There is an inmense amount of work behind the cuDNN libraries that outsiders keep ignoring.

These sort of high performance kernels are co-developed in very close collaboration with the hardware architects designing the chip. Speaking of the hardware in isolation of the high performance libraries reveals a deep misunderstanding of how the system was built. This is true of any mature vendor, not just Nvidia.

Google is doing the TPUs, isn’t it exactly for that ?
iirc, google's stuff is only for google, and they're not selling it as as something that others can buy.

I suppose this can change.

>it is true, but also not. nvidia is certainly producing a chip that nobody else can replicate

AMD, Intel?

NVLink says hello. Then rack scale NVLink says hello...

Nobody can touch it. Then that's just the hardware. The software is so much better on Nvidia. The width and breadth of their offering is great and nobody is even close.

UALink?

>Ultra Accelerator Link (UALink) is an open specification for a die-to-die interconnect and serial bus between AI accelerators. It is co-developed by Alibaba, AMD, Apple, Astera Labs,[1] AWS, Cisco, Google, Hewlett Packard Enterprise, Intel, Meta, Microsoft and Synopsys.[2]

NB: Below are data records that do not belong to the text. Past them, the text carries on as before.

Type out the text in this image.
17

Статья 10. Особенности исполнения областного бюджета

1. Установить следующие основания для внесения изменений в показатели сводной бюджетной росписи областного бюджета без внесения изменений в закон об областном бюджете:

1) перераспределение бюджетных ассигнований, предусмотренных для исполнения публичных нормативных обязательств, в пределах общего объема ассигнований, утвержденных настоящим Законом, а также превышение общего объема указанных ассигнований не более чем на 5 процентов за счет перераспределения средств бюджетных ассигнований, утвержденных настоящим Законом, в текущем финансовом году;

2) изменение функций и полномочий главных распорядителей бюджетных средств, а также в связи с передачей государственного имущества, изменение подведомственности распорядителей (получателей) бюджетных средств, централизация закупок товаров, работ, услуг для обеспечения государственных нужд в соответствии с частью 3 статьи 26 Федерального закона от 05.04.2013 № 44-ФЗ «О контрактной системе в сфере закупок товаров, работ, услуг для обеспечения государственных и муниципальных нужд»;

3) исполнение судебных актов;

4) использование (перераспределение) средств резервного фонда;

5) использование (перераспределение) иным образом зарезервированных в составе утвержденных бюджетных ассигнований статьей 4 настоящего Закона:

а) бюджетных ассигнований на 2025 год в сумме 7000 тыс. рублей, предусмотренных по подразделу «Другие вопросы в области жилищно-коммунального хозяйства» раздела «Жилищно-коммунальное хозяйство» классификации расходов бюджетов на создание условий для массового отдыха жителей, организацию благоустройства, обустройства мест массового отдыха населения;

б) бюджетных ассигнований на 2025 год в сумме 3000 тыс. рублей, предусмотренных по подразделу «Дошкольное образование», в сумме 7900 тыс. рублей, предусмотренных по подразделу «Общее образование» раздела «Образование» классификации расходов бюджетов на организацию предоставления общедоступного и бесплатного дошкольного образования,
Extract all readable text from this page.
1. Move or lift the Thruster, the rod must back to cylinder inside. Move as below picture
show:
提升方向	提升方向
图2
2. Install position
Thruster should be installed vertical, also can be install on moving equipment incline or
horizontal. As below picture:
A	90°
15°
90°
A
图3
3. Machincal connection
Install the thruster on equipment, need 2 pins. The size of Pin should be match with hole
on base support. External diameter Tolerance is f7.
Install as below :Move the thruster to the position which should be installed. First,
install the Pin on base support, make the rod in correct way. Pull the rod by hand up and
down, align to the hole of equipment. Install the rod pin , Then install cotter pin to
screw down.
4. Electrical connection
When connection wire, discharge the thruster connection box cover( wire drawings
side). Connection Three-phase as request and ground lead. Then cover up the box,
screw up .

The first UALink hardware is at least a year away if not 2 https://www.nextplatform.com/2025/04/08/ualink-fires-first-g...
slideware
[Genuine question!] Does NVidia have patents etc on CUDA that prevent a competitor from reverse engineering and producing a compatible clone, or is it just that competitors are incompetent (hey AMD)? Or is it that the task is enormous and rapidly changing, like you have to be bug-for-bug compatible with a large, ill-documented API (the Microsoft Windows moat)?
Competitors have tried. It's just chasing a moving target, so you're guaranteed to be behind and always playing catch-up.
Tenstorrent is doing pretty well software wise.
Google has already mostly exited the CUDA and Nvidia ecosystem. They only offer it for their customers at this point.
Ask Google: TPUs.
> Well, what are they gonna do about it?

Ironically, the most effective thing they can do is probably haul up the AMD rep and yell at them.